CTV3: Cool Tape Vol. 3 is the third studio album by American rapper and singer Jaden Smith and the fourth installment in the Cool Tape series (preceded by The Cool Cafe: Cool Tape Vol. 1, CTV2, and The Sunset Tapes: A Cool Tape Story). It includes features from Justin Bieber and Raury. The lead singles "Cabin Fever" and "Rainbow Bap" were released separately on July 23, 2020, and August 14, 2020.

Summary
Following the release of the album's lead single "Cabin Fever", the 17-track album was announced on August 14, 2020, and that it would feature guest appearances from Justin Bieber and Raury. Smith taught himself guitar for the album. Smith stated the album acts as a prequel to Syre, taking place when Smith was 15 years old going onto 17.

Reception 
Reviews commented on the nostalgic feeling of the album and its departure as something new and different from Smith's previous works.

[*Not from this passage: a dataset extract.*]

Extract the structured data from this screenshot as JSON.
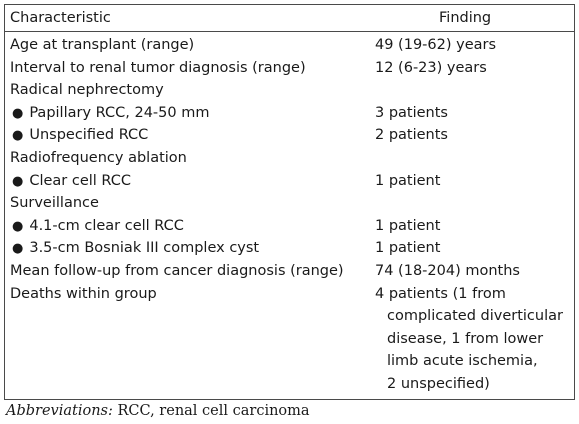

Some reviews noted that CTV3 branched off into new styles like '60s psych-rock.

Track listing
CTV3 has seventeen tracks that run for a total of 51 minutes.

Expanded release 
On August 28th, 2021 (exactly a year after the release of CTV3: Cool Tape Vol. 3) Jaden Smith released the CTV3: Day Tripper’s Edition, a 19-track expansion that includes features from Joey Badass, ¿Téo?, and Babe Rainbow. The first single off of his CTV3 Day Trippers Edition album was titled “BYE.” and was released early on June 22nd, 2021. Jaden is quoted as saying about the single, “I was sad when I made this song, but I’m happy it’s out. Welcome to CTV3, welcome to trippy summer. It was the time of our lives.”